Strangely enough, my sister-in-law and I had just had a conversation about those annoying adults who put their own selfish needs ahead of those of kids. You know the type: You’re at a puppet show, let’s say, and these adults will sit right in the front row, despite the fact that they are six feet tall and their torsos are three-quarters the length of their bodies. There’ll be thirty-six little kids clustered behind them, weeping because they can’t get a glimpse of Punch and Judy, but these adults will remain strangely oblivious. They seem to feel their twelve-year-old twins are in desperate need of their company and won’t survive the puppet show without them, so there they remain, wearing ridiculously tall hats or puffy jackets that obscure the view of those behind them as much as humanly possible.
As if to illustrate this, I noticed as we were waiting for the feeding to begin that the little girl beside me (who was seven or eight, I’d guess) was blocked by a rather tall woman who had decided to kneel rather than sit. The hub-sand and I exchanged the look in lieu of saying, “What kind of a fuckin’ fuckwad…?”
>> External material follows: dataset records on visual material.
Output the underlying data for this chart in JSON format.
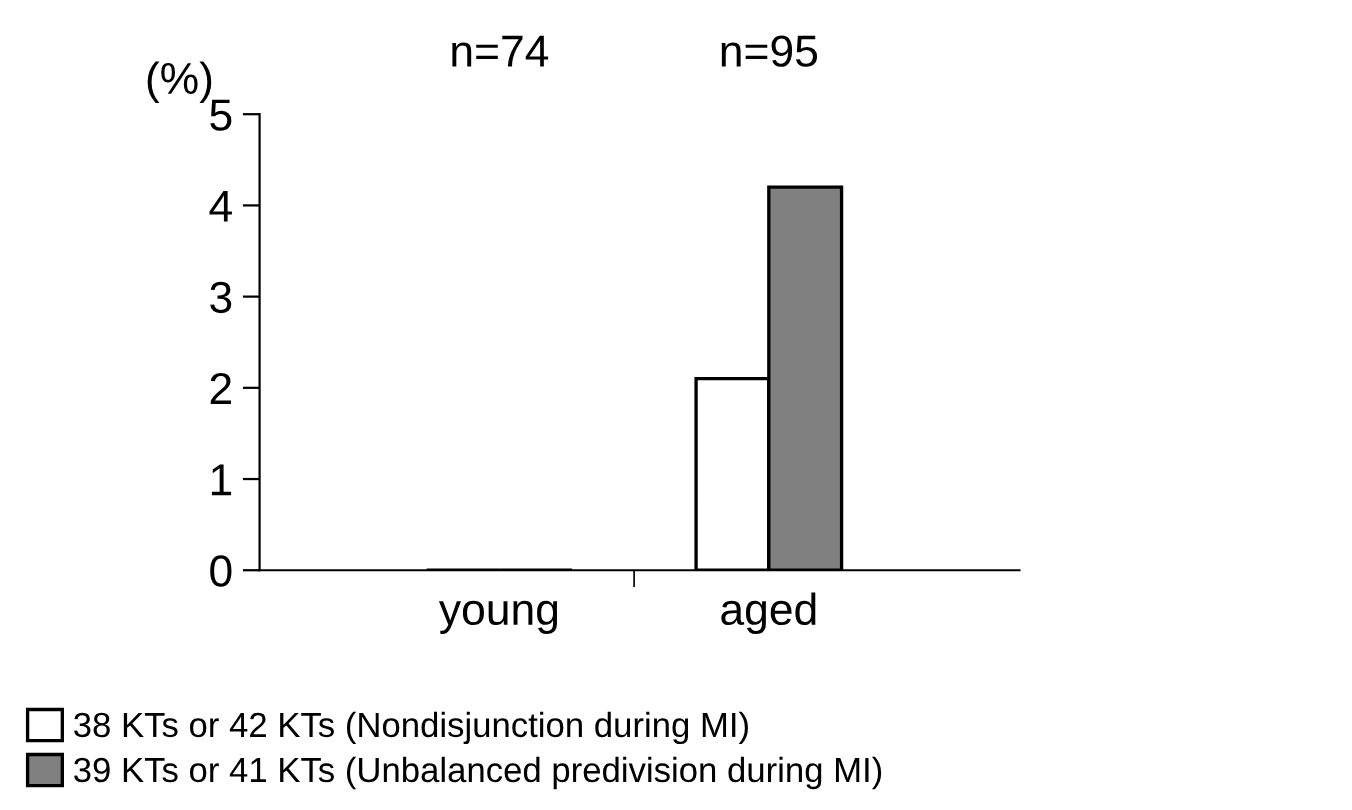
{
  "chart_data": {
    "type": "bar",
    "ylabel": "(%)",
    "categories": [
      "young",
      "aged"
    ],
    "series": [
      {
        "name": "38 KTs or 42 KTs (Nondisjunction during MI)",
        "color": "#ffffff",
        "values": [
          0,
          2.1
        ]
      },
      {
        "name": "39 KTs or 41 KTs (Unbalanced predivision during MI)",
        "color": "#808080",
        "values": [
          0,
          4.2
        ]
      }
    ],
    "ylim": [
      0,
      5
    ],
    "yticks": [
      0,
      1,
      2,
      3,
      4,
      5
    ],
    "grid": false,
    "legend": "bottom",
    "annotations": [
      "n=74",
      "n=95"
    ]
  }
}
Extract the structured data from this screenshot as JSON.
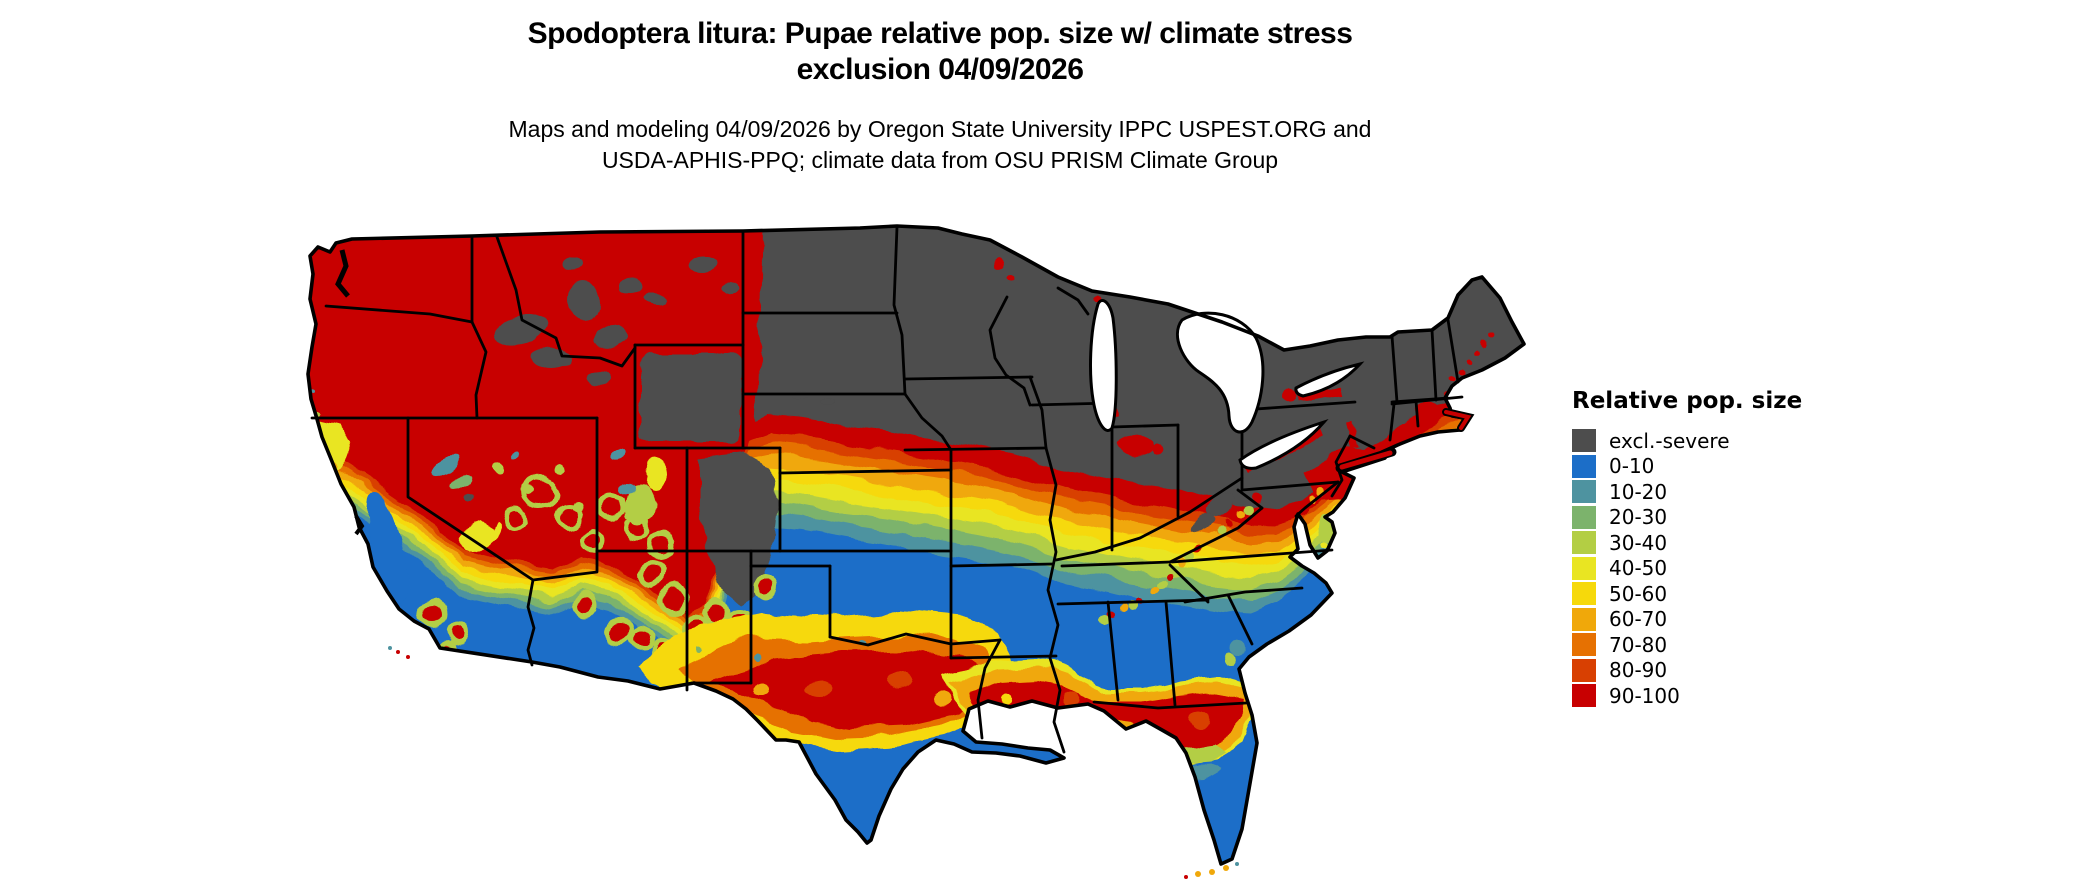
{
  "page": {
    "background": "#ffffff"
  },
  "title": {
    "line1": "Spodoptera litura: Pupae relative pop. size w/ climate stress",
    "line2": "exclusion 04/09/2026"
  },
  "subtitle": {
    "line1": "Maps and modeling 04/09/2026 by Oregon State University IPPC USPEST.ORG and",
    "line2": "USDA-APHIS-PPQ; climate data from OSU PRISM Climate Group"
  },
  "legend": {
    "title": "Relative pop. size",
    "entries": [
      {
        "key": "excl",
        "label": "excl.-severe",
        "color": "#4D4D4D"
      },
      {
        "key": "b0_10",
        "label": "0-10",
        "color": "#1C6EC8"
      },
      {
        "key": "b10_20",
        "label": "10-20",
        "color": "#4E93A0"
      },
      {
        "key": "b20_30",
        "label": "20-30",
        "color": "#7CB36C"
      },
      {
        "key": "b30_40",
        "label": "30-40",
        "color": "#B3CE44"
      },
      {
        "key": "b40_50",
        "label": "40-50",
        "color": "#E9E522"
      },
      {
        "key": "b50_60",
        "label": "50-60",
        "color": "#F6D90B"
      },
      {
        "key": "b60_70",
        "label": "60-70",
        "color": "#F0A80A"
      },
      {
        "key": "b70_80",
        "label": "70-80",
        "color": "#E67102"
      },
      {
        "key": "b80_90",
        "label": "80-90",
        "color": "#D84002"
      },
      {
        "key": "b90_100",
        "label": "90-100",
        "color": "#C80001"
      }
    ]
  },
  "map": {
    "region": "Continental United States",
    "type": "raster choropleth with state boundaries",
    "boundary_color": "#000000",
    "water_color": "#ffffff"
  }
}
And I could not help myself. I addressed her. “Excuse me,” I said. She didn’t respond. “Excuse me.” Nothing. I tapped her on the shoulder. I tapped her again. The woman in front of her gestured to her to turn around. Finally, she did.
“Would you please sit down? There’s a little girl behind you who can’t see.”
I’m sorry, but it’s hard to ignore a request like that. You are blocking a little girl’s view of a freakin’ penguin feeding. Could you possibly find it within your cold, dead heart to get the fuck out of her way? I mean, there are hardened criminals who would gleefully scoot aside, uttering heartfelt apologies.
But no. This woman was not going to comply. Her reason?
“My jeans are too tight.”
She was not, I assure you, being facetious or ironic. She was utterly, utterly serious.
“If you can’t sit down,” I said, as sincerely as I could manage, “you can stand in the back.”
“I would enjoy this more without all the recriminations,” she told me.
People, this is merely the beginning. We’ll be seeing a lot more of this. From all walks of life and in all sorts of situations.
Expect your children to snatch it up.
“I can’t do my homework/chores. My jeans are too tight.”
Republicans in Congress: “We can’t negotiate with the President. Our jeans are too tight.”
Your local barrista: “No, I can’t get you that low-fat half-caf mocha. My jeans are too tight. Come back in an hour.”
It’ll come up as an excuse for driving above the speed limit, for running red lights, for basically not doing whatever one should do and/or doing what one shouldn’t be doing.
Forget Stand Your Ground. Tight jeans will trump it. Tight jeans will become the Twinkie Defense of the 2010s, now that Hostess has gone bankrupt and skinny jeans have become ubiquitous. And let’s be clear: this nation is on the road to becoming a land of the skinny-jeaned privileged versus the rest of us, skinny-jeanless and forced to follow the rules.
It won’t be pretty, people. Prepare yourself.